In July 2006, the Hojeir Valley witnessed heavy combat that resulted in the destruction of a number of heavy Israeli tanks, especially the Mirkava tanks. Since that time, the Hojeir Valley has been referred to by some Lebanese and Arab people as the Mirkava Cemetery.
Martyrs Valley, Leaders Valley, Death Valley, Resistance Valley, Mirkava Cemetery, these are all names given to the Hojeir Valley since the beginning of the resistance movements. These names definitely speak to the importance of the symbolic reserve and the high spiritual dimension that the valley represents to a vast number of people. Not withstanding the emotional value that this place embodies, especially for the southern Lebanese because of the number of events and glories that it holds for them both consciously and unconsciously, the valley has become the cradle of images and stories that make up a part of their collective memory.
Consequently, the valley, and especially its ancient olive trees, gained moral, symbolic and spiritual value, which it did not have before. The result was that the Hojeir Valley became a moral patrimony that belonged to the entire population of Jabal ‘Amel. Stories about the importance of the valley and about the heroic acts that were planned and accomplished within it multiplied over the years and were passed down from generation to generation. The stories related the struggles of courageous fighters who fought against the French forces in the valley between 1918 and 1942. National resistance continued during the Israeli occupation of 1978 to 2000, and every time a new incidence occurred, the people would recall more stories from their large collective memory of the valley. (From Dr. Hoteit, reference below)
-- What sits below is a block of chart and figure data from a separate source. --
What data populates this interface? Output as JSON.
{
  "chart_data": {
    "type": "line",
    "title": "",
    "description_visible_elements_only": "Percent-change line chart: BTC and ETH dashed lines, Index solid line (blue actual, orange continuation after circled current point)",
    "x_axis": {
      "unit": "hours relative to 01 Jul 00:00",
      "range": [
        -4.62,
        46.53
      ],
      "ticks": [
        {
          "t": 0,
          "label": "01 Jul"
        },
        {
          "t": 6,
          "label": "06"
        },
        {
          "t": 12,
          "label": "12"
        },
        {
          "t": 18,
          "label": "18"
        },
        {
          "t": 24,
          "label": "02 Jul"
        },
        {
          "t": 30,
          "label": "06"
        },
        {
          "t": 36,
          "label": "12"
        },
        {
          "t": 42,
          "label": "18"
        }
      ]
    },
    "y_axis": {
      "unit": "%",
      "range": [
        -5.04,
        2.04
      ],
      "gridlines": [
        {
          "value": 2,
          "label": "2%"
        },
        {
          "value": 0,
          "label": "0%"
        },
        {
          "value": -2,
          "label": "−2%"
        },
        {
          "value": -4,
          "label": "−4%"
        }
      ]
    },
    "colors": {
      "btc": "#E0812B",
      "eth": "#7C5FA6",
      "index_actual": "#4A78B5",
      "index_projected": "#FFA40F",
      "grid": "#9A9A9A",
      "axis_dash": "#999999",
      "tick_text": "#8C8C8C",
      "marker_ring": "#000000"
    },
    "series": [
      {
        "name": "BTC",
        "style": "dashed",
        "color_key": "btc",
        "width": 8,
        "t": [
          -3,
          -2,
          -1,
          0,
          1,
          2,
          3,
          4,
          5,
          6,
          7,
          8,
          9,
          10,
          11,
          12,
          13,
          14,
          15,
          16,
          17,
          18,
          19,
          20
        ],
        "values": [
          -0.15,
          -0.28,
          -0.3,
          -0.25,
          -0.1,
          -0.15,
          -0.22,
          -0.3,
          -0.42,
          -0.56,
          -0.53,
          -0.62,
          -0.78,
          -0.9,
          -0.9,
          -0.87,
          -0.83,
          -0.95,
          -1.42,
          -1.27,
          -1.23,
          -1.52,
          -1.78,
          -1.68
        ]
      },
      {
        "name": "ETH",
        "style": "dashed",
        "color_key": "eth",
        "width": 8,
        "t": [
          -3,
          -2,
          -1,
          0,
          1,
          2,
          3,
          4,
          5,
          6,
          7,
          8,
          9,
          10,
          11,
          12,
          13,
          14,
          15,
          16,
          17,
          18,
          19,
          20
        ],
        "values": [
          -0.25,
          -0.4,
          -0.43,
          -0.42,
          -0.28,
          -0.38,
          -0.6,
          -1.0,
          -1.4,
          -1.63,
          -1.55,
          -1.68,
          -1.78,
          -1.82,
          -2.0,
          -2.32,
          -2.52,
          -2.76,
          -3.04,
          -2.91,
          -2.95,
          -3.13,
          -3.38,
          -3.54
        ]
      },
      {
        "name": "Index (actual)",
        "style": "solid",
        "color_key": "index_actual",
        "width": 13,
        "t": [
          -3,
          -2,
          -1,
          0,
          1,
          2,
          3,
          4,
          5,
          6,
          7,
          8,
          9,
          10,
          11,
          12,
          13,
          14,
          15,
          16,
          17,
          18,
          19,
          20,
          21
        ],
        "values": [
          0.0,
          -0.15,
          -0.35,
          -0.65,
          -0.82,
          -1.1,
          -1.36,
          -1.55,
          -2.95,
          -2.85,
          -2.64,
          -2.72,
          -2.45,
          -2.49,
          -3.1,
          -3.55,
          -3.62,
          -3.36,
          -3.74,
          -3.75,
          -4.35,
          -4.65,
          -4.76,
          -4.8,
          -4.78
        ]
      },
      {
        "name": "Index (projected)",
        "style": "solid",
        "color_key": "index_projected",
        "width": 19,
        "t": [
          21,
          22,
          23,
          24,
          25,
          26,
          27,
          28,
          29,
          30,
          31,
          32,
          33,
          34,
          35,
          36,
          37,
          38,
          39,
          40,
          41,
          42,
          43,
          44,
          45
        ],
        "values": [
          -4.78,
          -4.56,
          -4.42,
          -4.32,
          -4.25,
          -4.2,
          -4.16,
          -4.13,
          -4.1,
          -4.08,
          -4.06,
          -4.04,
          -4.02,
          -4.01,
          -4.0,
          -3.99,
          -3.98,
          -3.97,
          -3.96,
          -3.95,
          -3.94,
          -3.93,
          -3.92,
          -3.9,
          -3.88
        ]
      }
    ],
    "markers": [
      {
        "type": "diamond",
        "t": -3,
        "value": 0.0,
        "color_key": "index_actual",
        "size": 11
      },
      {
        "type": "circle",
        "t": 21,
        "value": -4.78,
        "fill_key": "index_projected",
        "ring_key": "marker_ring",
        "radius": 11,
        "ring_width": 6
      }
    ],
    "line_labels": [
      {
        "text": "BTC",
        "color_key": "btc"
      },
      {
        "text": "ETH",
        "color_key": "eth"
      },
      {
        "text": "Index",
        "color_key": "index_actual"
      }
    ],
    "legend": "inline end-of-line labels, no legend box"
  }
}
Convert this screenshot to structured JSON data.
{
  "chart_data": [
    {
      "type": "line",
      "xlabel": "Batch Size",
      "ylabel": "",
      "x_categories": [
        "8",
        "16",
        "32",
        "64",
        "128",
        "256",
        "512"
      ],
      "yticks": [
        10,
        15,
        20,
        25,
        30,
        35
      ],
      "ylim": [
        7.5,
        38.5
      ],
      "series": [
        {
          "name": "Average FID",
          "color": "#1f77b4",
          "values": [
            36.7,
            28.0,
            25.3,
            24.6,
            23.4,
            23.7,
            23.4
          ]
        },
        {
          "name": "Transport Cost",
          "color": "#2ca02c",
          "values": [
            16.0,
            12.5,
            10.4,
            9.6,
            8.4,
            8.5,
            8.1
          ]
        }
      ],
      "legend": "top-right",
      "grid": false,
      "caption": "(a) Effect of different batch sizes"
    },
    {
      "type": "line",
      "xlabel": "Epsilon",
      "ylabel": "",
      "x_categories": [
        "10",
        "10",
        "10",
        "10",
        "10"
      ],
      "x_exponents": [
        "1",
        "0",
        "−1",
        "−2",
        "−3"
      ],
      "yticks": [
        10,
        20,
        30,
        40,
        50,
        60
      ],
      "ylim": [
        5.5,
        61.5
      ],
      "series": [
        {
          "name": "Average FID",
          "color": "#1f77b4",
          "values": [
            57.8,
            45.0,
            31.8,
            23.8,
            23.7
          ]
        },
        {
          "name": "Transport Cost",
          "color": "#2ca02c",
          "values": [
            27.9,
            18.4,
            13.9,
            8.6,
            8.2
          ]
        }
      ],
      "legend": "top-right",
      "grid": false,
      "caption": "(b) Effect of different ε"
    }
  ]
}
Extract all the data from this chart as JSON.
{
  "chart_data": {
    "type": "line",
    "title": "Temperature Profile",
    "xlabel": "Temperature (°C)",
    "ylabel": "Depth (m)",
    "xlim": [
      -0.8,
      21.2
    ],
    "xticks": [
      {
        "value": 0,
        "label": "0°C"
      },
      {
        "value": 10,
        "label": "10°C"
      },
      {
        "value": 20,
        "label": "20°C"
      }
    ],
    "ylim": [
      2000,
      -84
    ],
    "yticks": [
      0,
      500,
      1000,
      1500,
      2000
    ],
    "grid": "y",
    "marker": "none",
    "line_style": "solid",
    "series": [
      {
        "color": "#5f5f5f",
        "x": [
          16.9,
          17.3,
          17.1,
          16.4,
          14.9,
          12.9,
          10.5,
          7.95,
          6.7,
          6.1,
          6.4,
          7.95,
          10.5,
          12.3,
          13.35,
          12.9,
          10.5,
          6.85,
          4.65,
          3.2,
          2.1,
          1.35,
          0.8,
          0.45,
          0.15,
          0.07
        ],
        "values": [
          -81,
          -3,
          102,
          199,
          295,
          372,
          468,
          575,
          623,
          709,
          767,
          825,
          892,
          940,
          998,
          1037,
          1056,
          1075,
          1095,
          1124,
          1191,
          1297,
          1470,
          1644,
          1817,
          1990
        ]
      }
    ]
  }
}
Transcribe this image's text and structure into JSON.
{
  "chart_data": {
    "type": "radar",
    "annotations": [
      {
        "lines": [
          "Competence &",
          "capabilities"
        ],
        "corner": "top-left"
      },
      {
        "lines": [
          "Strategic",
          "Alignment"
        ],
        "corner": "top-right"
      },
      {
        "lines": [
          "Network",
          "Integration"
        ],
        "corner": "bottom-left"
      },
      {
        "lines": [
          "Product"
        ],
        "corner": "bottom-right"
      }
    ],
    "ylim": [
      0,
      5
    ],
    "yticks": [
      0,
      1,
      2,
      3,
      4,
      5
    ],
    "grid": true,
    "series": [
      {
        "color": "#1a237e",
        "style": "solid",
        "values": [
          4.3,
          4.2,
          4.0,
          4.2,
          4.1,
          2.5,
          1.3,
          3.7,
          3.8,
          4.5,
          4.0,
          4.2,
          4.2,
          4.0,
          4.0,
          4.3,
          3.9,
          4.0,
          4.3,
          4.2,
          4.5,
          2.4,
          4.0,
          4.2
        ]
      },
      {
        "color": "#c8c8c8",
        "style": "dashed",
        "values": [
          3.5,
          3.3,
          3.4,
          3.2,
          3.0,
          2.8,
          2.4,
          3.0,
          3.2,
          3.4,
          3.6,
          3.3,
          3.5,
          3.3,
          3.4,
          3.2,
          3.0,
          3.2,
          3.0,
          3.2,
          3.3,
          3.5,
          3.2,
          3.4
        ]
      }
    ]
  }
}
Home to the past, echoes persist to stay. Time, decay, nature, and elements have chiseled away at what was once a Paradise. A past covered by time and nature’s unaltered expanding hands, partly showing brittle fragments. The elements eating at the scars that fell upon the land, this was meant to be paradise. And it is a Paradise now. It is now a haven for those who seek to get lost in beautiful greenery among old olive and oak trees. This place is here to stay, just like this whole Land is here to stay.